As Hurricane Milton takes aim at Florida, the American Red Cross has continued to send volunteers to the region to help with disaster recovery. One of those volunteers is Joe Balcher. He signed up to be a volunteer on Monday and left for Florida on Wednesday morning.
“I’ve always wanted to, always wanted to be part of helping others out. My last career was as a nurse,” said Balcher, from South Kingstown, RI. “I learned lots of compassion and as a nurse, that person, whoever I was taking care of, was one of my family so I’m going to do the same thing out there.”
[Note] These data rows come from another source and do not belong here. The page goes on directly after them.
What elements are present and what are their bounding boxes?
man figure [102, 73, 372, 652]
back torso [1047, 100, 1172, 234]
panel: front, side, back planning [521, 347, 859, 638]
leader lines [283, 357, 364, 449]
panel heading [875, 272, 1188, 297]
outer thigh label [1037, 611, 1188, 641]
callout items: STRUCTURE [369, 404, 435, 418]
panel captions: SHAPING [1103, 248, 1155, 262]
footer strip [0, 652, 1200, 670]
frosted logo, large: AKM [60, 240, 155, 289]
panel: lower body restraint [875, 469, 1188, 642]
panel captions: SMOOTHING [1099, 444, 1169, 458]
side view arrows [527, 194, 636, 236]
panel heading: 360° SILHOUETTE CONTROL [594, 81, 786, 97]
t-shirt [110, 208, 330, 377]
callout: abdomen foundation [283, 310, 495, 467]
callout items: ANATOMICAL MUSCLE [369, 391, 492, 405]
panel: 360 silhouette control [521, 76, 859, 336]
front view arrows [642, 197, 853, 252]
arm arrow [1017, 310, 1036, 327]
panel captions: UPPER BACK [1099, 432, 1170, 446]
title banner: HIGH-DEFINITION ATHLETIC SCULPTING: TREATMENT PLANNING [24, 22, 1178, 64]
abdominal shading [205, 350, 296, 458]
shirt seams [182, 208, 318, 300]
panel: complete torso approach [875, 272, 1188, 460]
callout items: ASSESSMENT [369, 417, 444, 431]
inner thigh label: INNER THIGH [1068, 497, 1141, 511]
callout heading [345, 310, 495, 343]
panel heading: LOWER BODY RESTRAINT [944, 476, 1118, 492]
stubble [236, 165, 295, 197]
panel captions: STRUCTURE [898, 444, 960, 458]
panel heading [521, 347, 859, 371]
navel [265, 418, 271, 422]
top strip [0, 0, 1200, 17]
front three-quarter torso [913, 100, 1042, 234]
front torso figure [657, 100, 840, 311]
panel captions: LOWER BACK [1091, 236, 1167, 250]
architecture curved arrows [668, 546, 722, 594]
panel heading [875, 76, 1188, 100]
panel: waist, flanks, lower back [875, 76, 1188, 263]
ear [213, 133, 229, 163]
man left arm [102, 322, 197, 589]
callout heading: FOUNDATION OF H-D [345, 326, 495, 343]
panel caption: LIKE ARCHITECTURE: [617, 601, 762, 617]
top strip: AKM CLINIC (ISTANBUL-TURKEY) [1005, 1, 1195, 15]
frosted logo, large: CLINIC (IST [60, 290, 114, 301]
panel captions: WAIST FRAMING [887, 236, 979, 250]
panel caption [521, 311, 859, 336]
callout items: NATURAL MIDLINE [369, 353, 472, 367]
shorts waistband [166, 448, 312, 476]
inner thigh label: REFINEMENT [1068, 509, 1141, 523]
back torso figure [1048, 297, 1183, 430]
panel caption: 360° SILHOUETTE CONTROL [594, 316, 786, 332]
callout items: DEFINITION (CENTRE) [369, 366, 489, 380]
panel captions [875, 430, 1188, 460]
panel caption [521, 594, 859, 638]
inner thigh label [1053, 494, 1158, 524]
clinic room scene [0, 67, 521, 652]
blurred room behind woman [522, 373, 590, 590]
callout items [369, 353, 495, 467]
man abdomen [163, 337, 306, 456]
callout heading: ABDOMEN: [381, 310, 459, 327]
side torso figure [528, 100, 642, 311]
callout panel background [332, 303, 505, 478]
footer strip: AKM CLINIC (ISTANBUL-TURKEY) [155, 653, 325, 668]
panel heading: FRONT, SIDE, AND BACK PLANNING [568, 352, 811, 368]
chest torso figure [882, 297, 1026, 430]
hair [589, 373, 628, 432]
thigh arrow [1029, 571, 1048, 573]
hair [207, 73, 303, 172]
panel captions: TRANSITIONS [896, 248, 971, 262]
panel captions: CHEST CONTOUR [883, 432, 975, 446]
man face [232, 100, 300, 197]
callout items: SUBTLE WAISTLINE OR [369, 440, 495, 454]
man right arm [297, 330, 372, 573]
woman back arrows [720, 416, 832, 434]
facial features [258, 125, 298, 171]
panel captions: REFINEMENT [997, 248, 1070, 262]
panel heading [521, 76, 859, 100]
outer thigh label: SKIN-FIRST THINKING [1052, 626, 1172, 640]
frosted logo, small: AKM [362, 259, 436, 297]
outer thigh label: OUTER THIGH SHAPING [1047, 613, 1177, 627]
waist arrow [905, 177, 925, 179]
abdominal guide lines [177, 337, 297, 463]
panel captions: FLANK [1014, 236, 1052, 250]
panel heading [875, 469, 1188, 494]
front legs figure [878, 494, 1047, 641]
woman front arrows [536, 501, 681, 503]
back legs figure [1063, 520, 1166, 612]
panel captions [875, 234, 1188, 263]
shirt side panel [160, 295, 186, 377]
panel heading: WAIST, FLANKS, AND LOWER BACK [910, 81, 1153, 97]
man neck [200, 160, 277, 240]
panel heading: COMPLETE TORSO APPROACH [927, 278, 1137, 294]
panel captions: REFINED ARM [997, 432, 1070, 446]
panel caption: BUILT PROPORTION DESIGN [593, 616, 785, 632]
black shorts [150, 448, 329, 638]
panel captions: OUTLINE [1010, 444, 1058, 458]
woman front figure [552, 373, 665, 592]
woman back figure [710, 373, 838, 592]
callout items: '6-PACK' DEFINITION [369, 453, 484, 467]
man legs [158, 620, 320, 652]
Balcher said his desire to volunteer combined with the recent damage caused by Helene is what motivated him to sign up with the American Red Cross.
Balcher left for Florida with a second volunteer, Ted Linn. This is Linn’s first deployment, but he has been a volunteer with the Red Cross for more than a year, responding locally to fires in Connecticut.
Get top local stories in Connecticut delivered to you every morning. Sign up for NBC Connecticut's News Headlines newsletter.
“I think it’s horrible, the devastation. Obviously, a lot of people are very severely affected by these storms and that’s really why I volunteered to go do this, to go help people recover from this horrible devastation,” said Linn, from Gales Ferry.
They departed with the last emergency response vehicle Connecticut and Rhode Island have to send to the region.
The American Red Cross already has 850 volunteers on the ground in Florida and another 160 people enroute.
They pre-positioned supplies and on Tuesday night had more than 30,000 people in their care in shelters. They expect that number to grow on Wednesday as more people evacuate.
The volunteers will work in the shelters and deliver ready-to-eat meals, water and snacks and clean-up kits.
But the Red Cross made it clear, they have volunteers in nine other states affected by previous storms and wildfires.
“This is an all-hands-on deck, but we’re not abandoning Tennessee, North Carolina, South Carolina, Oregon, Idaho wildfires, Georgia, all the other disasters we’ve already committed to. We’re asking more people to step up and that’s what we’ve been doing from Connecticut and Rhode Island. We’re doing our part to get our volunteers out the door,” said Jon Basso, the senior director of disaster cycle services at the American Red Cross.